Na adolescência ainda curtiu Stray Cats, The Cramps, Dead Kennedys, essas coisas todas que passavam na States e nesses programas que existiam na altura de sons do rock, mas o tal rock’n’roll, rockabilly, country, era o que lhe dava arrepios na espinha. Começou a descobrir que o que ouvia eram versões, e que essas versões eram versões de outras versões. Gosto muito de ir atrás das raízes da música. Da música, dos músicos e da estética e lifestyle do mid-century, com ele diz.

Em 10 segundos, Pedro atira 5 ou 6 referências, idades e respectivos discos e editoras, sem pestanejar. Porque é incrível como na altura tinham carreiras tão rápidas, alguns morreram muito cedo mas já com um historial inacreditável. Uma altura em que, pensemos, não havia Internet, não havia referências além das que (com sorte) chegavam em discos ou se ouviam nas jukeboxes. Eu próprio, quando tinha 17 anos, comprava discos às cegas por catálogo, que não era mais do que umas folhas A4, mal impressas, que vinham no correio e demoravam uma semana a chegar. O cinema e a televisão contribuíram para o fascínio. É mais bonito ver um filme dos anos 40 ou 50 que um dos anos 70, 80, 90 ou 2000. Mas a vida de Pedro Serra deu voltas.

Começou a tirar Engenharia Civil, na Universidade de Coimbra, mas interrompeu por causa da música, sobretudo os Ruby Ann & The Bopping Boozers, com quem fez digressões pela Europa e Estados Unidos. Chegaram a fazer parte do mesmo cartaz que gigantes como Jerry Lee Lewis, Ike Turner e os Comets, mas depois disso a banda seguiu rumos diferentes. O músico foi o único a ficar em Coimbra. Gosto mesmo desta cidade, acho que é uma junção do clima com a qualidade de vida e, trabalhando, consigo levar a vida satisfeito. Acabou o curso e foi nisso que trabalhou, mais tempo do que aquele que estão a imaginar. Fui engenheiro civil durante 14 anos, cheguei a ter 70 pessoas a trabalhar numa obra. O problema é que podem tirar o homem da música, mas não podem tirar a música do homem.

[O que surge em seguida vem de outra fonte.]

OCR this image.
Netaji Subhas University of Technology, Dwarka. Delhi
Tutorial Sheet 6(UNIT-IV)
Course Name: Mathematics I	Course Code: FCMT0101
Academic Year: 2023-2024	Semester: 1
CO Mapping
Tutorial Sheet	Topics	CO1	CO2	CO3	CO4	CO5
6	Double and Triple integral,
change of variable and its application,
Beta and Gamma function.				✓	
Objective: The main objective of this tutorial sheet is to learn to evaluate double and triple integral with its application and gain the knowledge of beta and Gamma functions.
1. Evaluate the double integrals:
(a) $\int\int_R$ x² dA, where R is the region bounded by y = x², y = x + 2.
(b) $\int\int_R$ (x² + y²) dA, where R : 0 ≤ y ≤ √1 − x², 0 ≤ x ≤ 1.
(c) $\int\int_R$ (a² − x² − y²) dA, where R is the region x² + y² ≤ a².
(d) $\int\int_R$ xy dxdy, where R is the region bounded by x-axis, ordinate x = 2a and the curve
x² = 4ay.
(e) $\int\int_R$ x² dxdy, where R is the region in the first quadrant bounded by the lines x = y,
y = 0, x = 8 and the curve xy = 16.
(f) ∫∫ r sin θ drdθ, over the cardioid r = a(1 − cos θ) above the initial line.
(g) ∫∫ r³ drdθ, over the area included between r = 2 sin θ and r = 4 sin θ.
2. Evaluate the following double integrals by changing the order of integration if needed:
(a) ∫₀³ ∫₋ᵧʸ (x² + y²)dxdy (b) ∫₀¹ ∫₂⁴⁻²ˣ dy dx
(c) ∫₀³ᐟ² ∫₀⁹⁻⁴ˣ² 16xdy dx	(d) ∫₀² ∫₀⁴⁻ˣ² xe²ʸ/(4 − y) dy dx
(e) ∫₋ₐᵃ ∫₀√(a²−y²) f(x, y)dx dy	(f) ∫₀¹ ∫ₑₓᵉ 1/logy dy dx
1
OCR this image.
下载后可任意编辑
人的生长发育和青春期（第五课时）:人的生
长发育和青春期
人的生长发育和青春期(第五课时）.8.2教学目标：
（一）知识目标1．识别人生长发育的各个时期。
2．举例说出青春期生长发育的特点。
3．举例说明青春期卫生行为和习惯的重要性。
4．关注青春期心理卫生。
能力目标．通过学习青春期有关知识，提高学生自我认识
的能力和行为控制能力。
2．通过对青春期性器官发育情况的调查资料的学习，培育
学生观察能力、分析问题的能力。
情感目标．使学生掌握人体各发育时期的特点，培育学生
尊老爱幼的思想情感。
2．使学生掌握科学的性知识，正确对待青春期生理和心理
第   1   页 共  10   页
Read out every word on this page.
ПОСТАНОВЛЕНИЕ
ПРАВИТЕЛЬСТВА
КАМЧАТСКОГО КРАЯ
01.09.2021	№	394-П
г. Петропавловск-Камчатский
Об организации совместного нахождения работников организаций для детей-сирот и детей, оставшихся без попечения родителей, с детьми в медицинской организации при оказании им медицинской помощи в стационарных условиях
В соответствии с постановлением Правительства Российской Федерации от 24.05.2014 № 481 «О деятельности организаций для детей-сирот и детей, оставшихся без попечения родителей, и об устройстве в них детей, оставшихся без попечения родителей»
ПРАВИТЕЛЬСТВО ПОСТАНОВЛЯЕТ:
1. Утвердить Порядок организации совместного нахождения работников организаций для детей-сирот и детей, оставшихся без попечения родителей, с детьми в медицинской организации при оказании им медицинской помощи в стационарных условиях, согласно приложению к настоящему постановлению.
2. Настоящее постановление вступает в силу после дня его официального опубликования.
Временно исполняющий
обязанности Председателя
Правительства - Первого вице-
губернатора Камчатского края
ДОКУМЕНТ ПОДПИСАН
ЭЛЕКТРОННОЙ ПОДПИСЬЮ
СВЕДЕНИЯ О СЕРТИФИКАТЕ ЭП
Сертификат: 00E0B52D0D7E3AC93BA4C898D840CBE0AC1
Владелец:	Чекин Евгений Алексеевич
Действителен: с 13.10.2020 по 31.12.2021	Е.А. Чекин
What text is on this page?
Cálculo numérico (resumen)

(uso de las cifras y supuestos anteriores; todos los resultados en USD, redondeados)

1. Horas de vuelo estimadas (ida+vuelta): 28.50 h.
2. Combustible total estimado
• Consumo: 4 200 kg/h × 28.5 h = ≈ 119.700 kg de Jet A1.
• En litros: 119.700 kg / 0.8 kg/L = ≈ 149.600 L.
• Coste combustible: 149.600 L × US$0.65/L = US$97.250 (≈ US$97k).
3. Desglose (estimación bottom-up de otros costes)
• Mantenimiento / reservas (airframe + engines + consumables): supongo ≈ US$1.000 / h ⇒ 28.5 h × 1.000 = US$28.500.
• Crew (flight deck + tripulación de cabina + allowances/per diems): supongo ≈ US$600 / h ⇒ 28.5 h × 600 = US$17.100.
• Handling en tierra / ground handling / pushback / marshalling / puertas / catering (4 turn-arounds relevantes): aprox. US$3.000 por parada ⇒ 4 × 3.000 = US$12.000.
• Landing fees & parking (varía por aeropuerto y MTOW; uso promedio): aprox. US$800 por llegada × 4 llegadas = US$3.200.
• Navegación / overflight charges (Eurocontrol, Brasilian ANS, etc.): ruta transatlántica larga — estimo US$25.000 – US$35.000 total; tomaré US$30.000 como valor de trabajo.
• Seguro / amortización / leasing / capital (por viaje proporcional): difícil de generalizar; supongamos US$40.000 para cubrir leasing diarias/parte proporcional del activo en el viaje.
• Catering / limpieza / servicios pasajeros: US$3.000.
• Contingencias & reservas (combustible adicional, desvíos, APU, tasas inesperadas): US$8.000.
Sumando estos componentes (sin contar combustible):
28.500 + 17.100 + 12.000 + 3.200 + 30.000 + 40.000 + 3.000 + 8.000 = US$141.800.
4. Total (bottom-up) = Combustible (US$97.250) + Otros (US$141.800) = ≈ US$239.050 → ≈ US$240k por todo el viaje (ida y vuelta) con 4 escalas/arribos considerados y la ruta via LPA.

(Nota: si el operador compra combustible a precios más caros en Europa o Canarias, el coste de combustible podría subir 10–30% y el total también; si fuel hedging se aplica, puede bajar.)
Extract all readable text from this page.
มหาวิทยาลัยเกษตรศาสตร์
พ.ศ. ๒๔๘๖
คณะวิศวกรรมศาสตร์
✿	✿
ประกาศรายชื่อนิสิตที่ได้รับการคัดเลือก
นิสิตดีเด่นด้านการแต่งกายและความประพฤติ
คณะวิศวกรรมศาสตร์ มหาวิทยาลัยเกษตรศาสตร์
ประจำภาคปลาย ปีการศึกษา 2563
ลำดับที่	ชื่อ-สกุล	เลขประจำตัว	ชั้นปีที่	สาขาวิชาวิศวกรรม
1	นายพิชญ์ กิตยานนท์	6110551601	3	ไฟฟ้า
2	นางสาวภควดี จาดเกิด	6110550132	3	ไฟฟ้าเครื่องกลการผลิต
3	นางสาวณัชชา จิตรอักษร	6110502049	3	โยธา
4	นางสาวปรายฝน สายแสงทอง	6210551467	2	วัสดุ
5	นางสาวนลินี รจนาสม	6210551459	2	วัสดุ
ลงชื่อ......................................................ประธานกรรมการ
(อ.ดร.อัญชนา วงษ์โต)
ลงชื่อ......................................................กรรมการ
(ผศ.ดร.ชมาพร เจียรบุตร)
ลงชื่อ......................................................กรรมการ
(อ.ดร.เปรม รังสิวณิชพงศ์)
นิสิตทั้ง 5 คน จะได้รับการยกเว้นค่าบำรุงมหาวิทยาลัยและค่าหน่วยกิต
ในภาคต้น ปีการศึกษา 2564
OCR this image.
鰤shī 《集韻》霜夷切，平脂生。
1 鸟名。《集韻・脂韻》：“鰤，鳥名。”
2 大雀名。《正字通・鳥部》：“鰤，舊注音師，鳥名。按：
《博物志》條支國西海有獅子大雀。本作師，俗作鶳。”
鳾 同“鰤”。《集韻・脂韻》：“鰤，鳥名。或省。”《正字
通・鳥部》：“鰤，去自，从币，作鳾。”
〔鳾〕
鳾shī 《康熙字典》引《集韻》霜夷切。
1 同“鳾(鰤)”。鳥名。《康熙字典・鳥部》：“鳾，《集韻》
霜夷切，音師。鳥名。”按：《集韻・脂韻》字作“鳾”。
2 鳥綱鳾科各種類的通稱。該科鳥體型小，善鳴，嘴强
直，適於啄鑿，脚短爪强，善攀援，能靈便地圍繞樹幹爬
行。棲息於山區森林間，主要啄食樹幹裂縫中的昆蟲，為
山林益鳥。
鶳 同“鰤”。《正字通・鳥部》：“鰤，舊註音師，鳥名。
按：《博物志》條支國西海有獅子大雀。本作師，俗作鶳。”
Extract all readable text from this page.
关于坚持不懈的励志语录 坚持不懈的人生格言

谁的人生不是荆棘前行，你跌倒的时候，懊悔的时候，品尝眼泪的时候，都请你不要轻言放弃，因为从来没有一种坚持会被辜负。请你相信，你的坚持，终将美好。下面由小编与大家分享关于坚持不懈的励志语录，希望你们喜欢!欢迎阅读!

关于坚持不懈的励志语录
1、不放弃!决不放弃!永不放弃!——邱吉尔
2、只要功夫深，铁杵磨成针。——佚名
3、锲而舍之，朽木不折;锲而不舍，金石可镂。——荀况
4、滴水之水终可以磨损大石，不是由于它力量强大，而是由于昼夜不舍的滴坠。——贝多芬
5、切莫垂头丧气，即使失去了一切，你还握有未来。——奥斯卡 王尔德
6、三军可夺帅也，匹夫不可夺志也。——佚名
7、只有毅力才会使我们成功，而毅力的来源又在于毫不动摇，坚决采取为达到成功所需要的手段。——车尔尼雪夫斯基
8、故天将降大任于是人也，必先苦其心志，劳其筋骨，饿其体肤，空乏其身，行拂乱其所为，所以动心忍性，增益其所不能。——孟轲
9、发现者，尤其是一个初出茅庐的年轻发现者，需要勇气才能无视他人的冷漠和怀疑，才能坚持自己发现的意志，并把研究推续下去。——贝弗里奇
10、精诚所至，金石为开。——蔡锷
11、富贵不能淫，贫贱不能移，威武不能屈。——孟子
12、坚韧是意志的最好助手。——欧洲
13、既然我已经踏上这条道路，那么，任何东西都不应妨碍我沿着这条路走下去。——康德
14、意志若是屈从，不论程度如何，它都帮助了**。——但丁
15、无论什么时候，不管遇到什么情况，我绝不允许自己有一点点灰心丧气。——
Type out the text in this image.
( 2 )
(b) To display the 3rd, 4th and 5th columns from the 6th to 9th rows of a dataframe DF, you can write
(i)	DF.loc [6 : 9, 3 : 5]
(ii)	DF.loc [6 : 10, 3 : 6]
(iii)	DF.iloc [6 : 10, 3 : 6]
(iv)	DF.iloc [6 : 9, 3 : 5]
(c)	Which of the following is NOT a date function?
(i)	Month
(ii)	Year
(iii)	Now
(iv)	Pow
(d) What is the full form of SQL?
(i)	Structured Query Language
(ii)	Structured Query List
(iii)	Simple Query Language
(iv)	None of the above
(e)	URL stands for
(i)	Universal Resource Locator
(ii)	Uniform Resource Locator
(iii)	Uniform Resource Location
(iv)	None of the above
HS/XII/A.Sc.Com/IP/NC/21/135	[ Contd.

Faz o programa Portuguese Pedro na Rádio Universitária de Coimbra, há 15 anos, e diz que é o único português do Rockabilly Radio. Entretanto conheceu a actual companheira e mãe dos filhos. Um dia mostrou umas gravações caseiras a um amigo, ele desafiou-o a gravá-las e foi Katja que o convenceu. Se me dissessem há 10 anos que ia estar a cantar e tocar guitarra ao mesmo tempo eu dizia: Na, impossível. Mas o nome do programa transformou-se em nome artístico e até numa marca de cerveja artesanal, outra paixão, para além do negócio que agarrou há 4 anos. Frequentei o Académico durante 25 anos e sempre disse ao senhor António: um dia fico com isto tudo. E ficou com o café ao lado do Tropical, na movimentada Praça da República. O que acontece mais na nossa cidade é a tal rivalidade, adquiri um espaço que era rival do do lado há 30 anos, sempre a falar no inimigo, mas eu tento colaborar com o que está à minha volta para que as coisas resultem bem.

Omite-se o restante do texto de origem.